I Am Tired: Notes from the Middle of the Night
It is a serious thing, just to be alive on this fresh morning in this broken world.
Mary Oliver
It is just past five o’clock in the morning, and I am sitting in the dark. I am staying in this strange guesthouse off the beaten path in Ao Nang, Thailand. I am not sure why we chose to stay here instead of one of the various trendy hostels, but I digress. The bedroom with its scarlet bed linens and wooded walls feels like the sleeping quarters on a ship. The long hallway with various doors and curtains drawn, feels part ship, part opium den.
I could not tell you why I have been awake since three o’clock in the morning, or is that the night? Maybe it’s the time difference, or the unfamiliarity of this place, or the dreams that I awake from with anxiety rising in the pit of my stomach, or the strange sounds in the night or the chicken outside my window.
I woke for an hour and scrolled through various social media apps and news articles and websites and didn’t really care about any of it. I checked my messages to see if the people I am missing had reached out and was disappointed to have received nothing. Maybe it’s the time difference, I tell myself.
Around four o’clock, I set my phone down and closed my eyes and hoped that sleep would come again. Instead, I lie in bed, joined only by the seemingly never-ending reel of thoughts my mind turns to these days. I remind myself that I am in Thailand. I consider what that means, what it means to no longer be in Tanzania. I feel anxious about how far I am from Tanzania. I tell myself I am going to be in America a month from today. The most turbulent mixture of fear and excitement both turns my stomach and fills me with butterflies.
I am spending days walking around beautiful beachside towns. I am laughing with my best friend. Swimming in the salty water. I have sandy toes and sunny skin. I am exercising daily. Drinking actual coffee and espresso, with almond milk no less. Drinking smoothies and juices and buckets filled with mai thai. I am sending emails out into the ether to network with people back stateside. I am waking up early and going to bed early. I’m stretching and calling my mom and making to-do lists.
But I am anxious. Sometime after four o’clock when I attempted to find sleep again, I lie in bed thinking about nothing and everything.

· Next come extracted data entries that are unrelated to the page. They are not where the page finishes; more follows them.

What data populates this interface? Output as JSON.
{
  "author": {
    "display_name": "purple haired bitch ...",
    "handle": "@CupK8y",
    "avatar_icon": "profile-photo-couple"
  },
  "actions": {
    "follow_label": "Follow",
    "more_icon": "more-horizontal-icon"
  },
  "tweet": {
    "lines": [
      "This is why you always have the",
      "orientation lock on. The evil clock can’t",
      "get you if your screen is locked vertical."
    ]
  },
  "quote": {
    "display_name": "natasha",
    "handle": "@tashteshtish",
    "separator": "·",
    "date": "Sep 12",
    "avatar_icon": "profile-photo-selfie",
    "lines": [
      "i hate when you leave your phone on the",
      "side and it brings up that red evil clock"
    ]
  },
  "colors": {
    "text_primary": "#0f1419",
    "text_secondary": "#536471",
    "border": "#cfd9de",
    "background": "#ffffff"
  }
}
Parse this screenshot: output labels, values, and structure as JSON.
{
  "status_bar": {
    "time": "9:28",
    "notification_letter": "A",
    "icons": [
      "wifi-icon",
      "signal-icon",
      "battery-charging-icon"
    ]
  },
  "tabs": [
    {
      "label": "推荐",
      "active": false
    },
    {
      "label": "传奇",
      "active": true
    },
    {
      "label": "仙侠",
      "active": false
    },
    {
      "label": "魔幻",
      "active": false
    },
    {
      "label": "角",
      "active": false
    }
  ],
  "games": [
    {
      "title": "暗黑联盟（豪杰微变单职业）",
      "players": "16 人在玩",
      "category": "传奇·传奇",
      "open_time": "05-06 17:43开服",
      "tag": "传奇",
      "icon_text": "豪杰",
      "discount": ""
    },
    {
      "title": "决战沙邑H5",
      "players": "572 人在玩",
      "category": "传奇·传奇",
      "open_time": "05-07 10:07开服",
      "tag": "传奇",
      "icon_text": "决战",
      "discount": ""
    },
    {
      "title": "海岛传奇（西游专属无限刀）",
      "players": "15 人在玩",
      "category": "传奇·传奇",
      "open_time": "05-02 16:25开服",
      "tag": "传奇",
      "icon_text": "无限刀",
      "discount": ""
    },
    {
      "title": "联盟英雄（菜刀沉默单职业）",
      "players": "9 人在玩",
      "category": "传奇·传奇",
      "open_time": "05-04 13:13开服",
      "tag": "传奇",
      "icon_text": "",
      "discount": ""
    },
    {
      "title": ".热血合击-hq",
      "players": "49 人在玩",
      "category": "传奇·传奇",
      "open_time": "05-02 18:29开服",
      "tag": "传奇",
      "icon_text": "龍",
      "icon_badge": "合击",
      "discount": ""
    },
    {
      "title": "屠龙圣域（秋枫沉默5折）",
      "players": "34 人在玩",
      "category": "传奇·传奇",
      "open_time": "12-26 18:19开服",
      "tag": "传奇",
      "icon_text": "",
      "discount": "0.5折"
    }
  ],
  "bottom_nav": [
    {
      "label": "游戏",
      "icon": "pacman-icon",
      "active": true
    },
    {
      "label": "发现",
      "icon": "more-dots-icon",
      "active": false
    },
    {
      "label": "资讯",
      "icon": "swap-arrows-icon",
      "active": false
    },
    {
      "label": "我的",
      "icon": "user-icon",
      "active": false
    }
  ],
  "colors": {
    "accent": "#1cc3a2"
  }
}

I shouldn’t be drinking every day. And what about the smoking? I know I keep telling myself that I only started smoking again because the stress over the last few months, and I know I’ve been able to stop easily for weeks at a time, but how many did I smoke yesterday? And is that why my throat kind of feels dry? Or am I not drinking enough water? But I really hate that I have to use so many plastic water bottles. I hate that the bartenders keep giving me plastic straws. And what about that belt I bought yesterday? Did I really need to buy that? Do I have enough money to be on this trip? I should be journaling more. Writing more. Being alone more. Resting more. Drinking less and thinking more. Why haven’t I found a job yet? I should have just gone home. Yes, if I would have just gone straight back to America it would be okay.
I stop myself.
The thought of sitting in my mother’s home in South Carolina, writing in the dark because I cannot sleep brings about just as much uncertainty and anxiety and shoulds as this moment. There is no blueprint for how to navigate this situation. Hell, there’s no blueprint to navigate any part of our lives.

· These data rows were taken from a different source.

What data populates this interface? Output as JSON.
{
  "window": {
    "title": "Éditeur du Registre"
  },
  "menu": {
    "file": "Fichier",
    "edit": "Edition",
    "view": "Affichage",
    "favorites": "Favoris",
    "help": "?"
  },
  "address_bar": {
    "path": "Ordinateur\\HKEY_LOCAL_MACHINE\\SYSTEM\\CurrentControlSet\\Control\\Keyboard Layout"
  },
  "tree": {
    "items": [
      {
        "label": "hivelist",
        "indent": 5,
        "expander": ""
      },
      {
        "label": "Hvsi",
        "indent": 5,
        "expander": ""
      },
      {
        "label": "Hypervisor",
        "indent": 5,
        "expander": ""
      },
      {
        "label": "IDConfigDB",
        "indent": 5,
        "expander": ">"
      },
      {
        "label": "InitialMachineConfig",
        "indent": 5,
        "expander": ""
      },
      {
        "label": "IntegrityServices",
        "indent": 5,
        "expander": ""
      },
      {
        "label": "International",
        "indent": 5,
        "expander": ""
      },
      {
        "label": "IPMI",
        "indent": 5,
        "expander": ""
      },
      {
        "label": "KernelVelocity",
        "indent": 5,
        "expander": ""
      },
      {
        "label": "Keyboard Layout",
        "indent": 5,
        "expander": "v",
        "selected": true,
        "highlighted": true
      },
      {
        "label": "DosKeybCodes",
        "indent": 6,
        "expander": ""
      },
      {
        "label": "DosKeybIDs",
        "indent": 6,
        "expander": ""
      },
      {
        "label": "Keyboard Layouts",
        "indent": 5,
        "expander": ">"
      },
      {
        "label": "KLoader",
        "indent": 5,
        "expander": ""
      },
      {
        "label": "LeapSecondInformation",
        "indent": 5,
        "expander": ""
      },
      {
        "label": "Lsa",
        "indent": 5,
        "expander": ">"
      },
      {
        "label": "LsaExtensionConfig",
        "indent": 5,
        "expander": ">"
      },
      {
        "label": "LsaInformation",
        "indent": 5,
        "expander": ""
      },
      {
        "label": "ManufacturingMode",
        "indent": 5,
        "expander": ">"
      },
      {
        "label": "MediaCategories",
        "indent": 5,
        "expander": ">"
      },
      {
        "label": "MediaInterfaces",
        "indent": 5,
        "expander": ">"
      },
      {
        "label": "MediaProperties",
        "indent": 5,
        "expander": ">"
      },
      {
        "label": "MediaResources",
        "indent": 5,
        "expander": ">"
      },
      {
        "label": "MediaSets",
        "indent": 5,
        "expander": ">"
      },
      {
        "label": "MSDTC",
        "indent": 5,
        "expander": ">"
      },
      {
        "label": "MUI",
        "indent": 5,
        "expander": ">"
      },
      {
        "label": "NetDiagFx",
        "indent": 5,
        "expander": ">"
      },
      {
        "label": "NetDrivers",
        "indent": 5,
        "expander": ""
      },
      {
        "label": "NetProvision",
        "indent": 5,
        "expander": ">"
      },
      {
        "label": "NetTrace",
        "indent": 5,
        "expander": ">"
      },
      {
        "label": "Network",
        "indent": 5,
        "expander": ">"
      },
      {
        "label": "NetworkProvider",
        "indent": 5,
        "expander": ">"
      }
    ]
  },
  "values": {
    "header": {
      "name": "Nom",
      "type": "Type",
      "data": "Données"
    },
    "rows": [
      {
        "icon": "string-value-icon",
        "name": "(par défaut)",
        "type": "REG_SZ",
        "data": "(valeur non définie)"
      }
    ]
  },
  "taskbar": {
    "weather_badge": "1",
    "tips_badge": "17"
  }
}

Almost a week ago I boarded a plane and left Tanzania, the country that gave me the gift of community, self-reflection, and discovery, friendship, purpose, and connection with myself and the world around me. Tanzania gave me my first home all to myself, the first place I planted my roots. The other day I was speaking with a dear friend of mine who is currently learning about horticulture, and she told me how she’s been learning about repotting plants. She told me that when seeds are planted in the soil and they grow their roots, we must be very tender and gentle when repotting. These roots are so delicate. So fresh. And when they are taken from their soil and placed in an entirely new soil, no matter how nourishing, they are in shock.
She tells me, woman — you’re just a little plant with fresh little roots, care for your roots, be tender, be gentle, it will take some time to trust this soil to nourish you.
I need to be gentle with myself. I need to be clear with myself. Clarity, my word. Truth is, I am exhausted. I have never felt this tired in my entire life. I feel tired in my bones. I feel tired in my roots. I am caring for my body, while, yes, also indulging in some drinking and smoking, but I am caring for my body. I am finding pleasure in the taste of a perfect cocktail. And the perfect cup of ice cream or coffee. The beautiful plates of food with flavors I haven’t had in a year. I am prioritizing my physical fitness daily. And I have this ongoing mental monologue about how I need to also prioritize my writing and journaling and meditation and yoga. And of course, I am doing these things, but somehow, I must not think it’s enough. And yet, I say to myself, you’re on vacation, be gentle, relax. I’m not sure I know how to relax and just be on vacation. I have spent the last year in a constant state of being. At all times engaged, turned on, in the moment, doing deep self-reflection and major spiritual heavy lifting. And I am exhausted. Maybe I need a break? But what does a break look like? Does it look like drinking mai thais on the beach?